Review: Crash Kings - Crash Kings

Crash Kings - Crash Kings
2009, Universal Motown

Brothers Tony and Mike Beliveau were brothers long before they were band mates, but as two-thirds of the Crash Kings, the brothers Beliveau have shown the sort of chemistry filial connections can bring to a rock band. Add in the stellar drum work of Jason Morris, and you have a recipe for success. The Los Angeles trio released their debut album in May of 2009. The self-titled debut disc perhaps hasn’t garnered the attention it deserves to date, but it’s not for lack of talent or musicality.

Crash Kings open with "Mountain Man"; a tune somewhat reminiscent of early Led Zeppelin for its stark rawness. Vocalist Tony Beliveau has all the makings of a big time glam-rock front man and a voice that jumps out of the speakers and grabs your attention. "1985" will have you dancing like its 1985. The arrangement here is somewhat sparse, but there's no question about the intensity or control involved. "It's Only Wednesday" is a piano-driven rocker delivered in an open arrangement that allows Beliveau to reign supreme over the top. The further you get into this album the more hooked you'll be. There's something indescribably catchy about Crash Kings the vibe they create on their self-titled debut.
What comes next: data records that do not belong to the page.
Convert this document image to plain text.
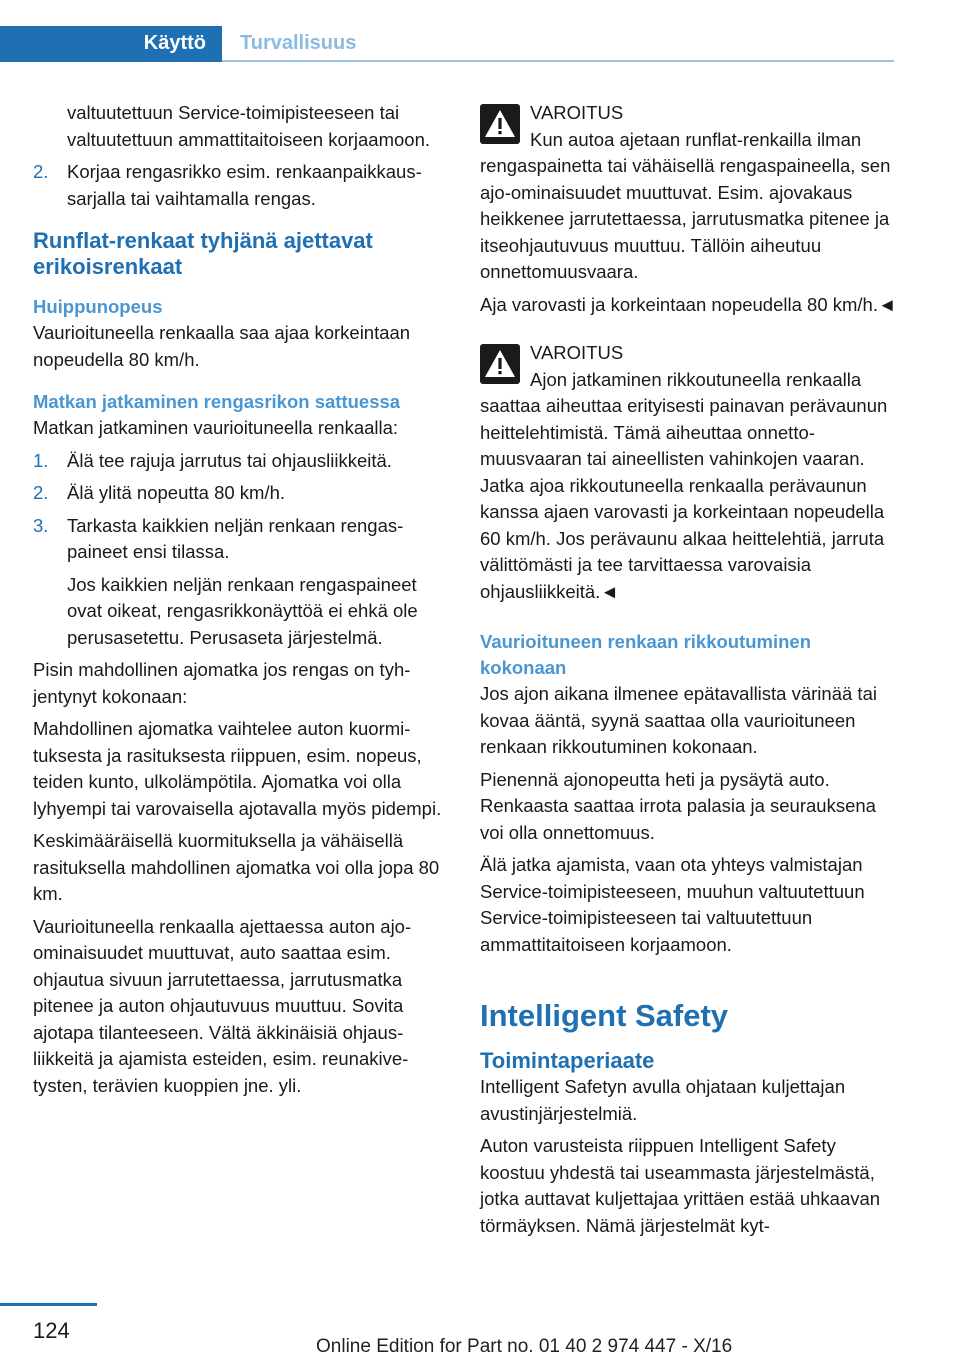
Käyttö Turvallisuus

valtuutettuun Service-toimipisteeseen tai valtuutettuun ammattitaitoiseen korjaamoon.

2. Korjaa rengasrikko esim. renkaanpaikkaussarjalla tai vaihtamalla rengas.
Runflat-renkaat tyhjänä ajettavat erikoisrenkaat
Huippunopeus

Vaurioituneella renkaalla saa ajaa korkeintaan nopeudella 80 km/h.

Matkan jatkaminen rengasrikon sattuessa

Matkan jatkaminen vaurioituneella renkaalla:

1. Älä tee rajuja jarrutus tai ohjausliikkeitä.
2. Älä ylitä nopeutta 80 km/h.
3. Tarkasta kaikkien neljän renkaan rengaspaineet ensi tilassa.
Jos kaikkien neljän renkaan rengaspaineet ovat oikeat, rengasrikkonäyttöä ei ehkä ole perusasetettu. Perusaseta järjestelmä.

Pisin mahdollinen ajomatka jos rengas on tyhjentynyt kokonaan:

Mahdollinen ajomatka vaihtelee auton kuormituksesta ja rasituksesta riippuen, esim. nopeus, teiden kunto, ulkolämpötila. Ajomatka voi olla lyhyempi tai varovaisella ajotavalla myös pidempi.

Keskimääräisellä kuormituksella ja vähäisellä rasituksella mahdollinen ajomatka voi olla jopa 80 km.

Vaurioituneella renkaalla ajettaessa auton ajoominaisuudet muuttuvat, auto saattaa esim. ohjautua sivuun jarrutettaessa, jarrutusmatka pitenee ja auton ohjautuvuus muuttuu. Sovita ajotapa tilanteeseen. Vältä äkkinäisiä ohjausliikkeitä ja ajamista esteiden, esim. reunakivetysten, terävien kuoppien jne. yli.

VAROITUS
Kun autoa ajetaan runflat-renkailla ilman
rengaspainetta tai vähäisellä rengaspaineella, sen ajo-ominaisuudet muuttuvat. Esim. ajovakaus heikkenee jarrutettaessa, jarrutusmatka pitenee ja itseohjautuvuus muuttuu. Tällöin aiheutuu onnettomuusvaara.

Aja varovasti ja korkeintaan nopeudella 80 km/h.◄

VAROITUS
Ajon jatkaminen rikkoutuneella renkaalla
saattaa aiheuttaa erityisesti painavan perävaunun heittelehtimistä. Tämä aiheuttaa onnettomuusvaaran tai aineellisten vahinkojen vaaran. Jatka ajoa rikkoutuneella renkaalla perävaunun kanssa ajaen varovasti ja korkeintaan nopeudella 60 km/h. Jos perävaunu alkaa heittelehtiä, jarruta välittömästi ja tee tarvittaessa varovaisia ohjausliikkeitä.◄
Vaurioituneen renkaan rikkoutuminen kokonaan

Jos ajon aikana ilmenee epätavallista värinää tai kovaa ääntä, syynä saattaa olla vaurioituneen renkaan rikkoutuminen kokonaan.

Pienennä ajonopeutta heti ja pysäytä auto. Renkaasta saattaa irrota palasia ja seurauksena voi olla onnettomuus.

Älä jatka ajamista, vaan ota yhteys valmistajan Service-toimipisteeseen, muuhun valtuutettuun Service-toimipisteeseen tai valtuutettuun ammattitaitoiseen korjaamoon.

Intelligent Safety
Toimintaperiaate

Intelligent Safetyn avulla ohjataan kuljettajan avustinjärjestelmiä.

Auton varusteista riippuen Intelligent Safety koostuu yhdestä tai useammasta järjestelmästä, jotka auttavat kuljettajaa yrittäen estää uhkaavan törmäyksen. Nämä järjestelmät kyt-

124
Online Edition for Part no. 01 40 2 974 447 - X/16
"Come Away" finds Crash Kings settling into a mellower Brit-sound that will be familiar to fans of bands like The Killers and Oasis. Beliveau shows his lyrical side on songs such as Come Away and Non Believer before launching into the blistering pace of "14 Arms". Crash Kings let their glam hang out on this one even while sticking with the quasi-acoustic sound that holds sway here. Beliveau stomps and prowls like Freddie Mercury and blows the roof off. "Raincoat" embarks on a story driven by nervous energy as expressed in the uneven pace of the bass line and the percussive, Ben Folds-style piano line. "Raincoat" is the most sonically satisfying song on the album. "Saving Grace" is the sort of Glam/Brit-Pop anthem that launches national adulation and worldwide tours. Progressive and Pop elements help this song to enter the ever declining arc of the parabola extending toward Pop perfection. Crash Kings close out with "My Love", a theatrical love song that will remind listeners of a cross between Queen and The Beatles, and perhaps even a bit like Michigan rockers Woodward.

Rock N Roll is dead. Yeah, right. Crash Kings are at the forefront of a new generation of rockers with retro influences who are creating vibrant, challenging music. It's difficult to imagine a band like Crash Kings not making it big, although on a major label even the brightest talent can be snuffed out and relegated to the bar circuit by one inept executive who doesn't get it. Regardless of what sort of push they get, expect Crash Kings to be on a lot of critics "best of" lists. Crash Kings will hook you on the first listen and still be with you far down the road.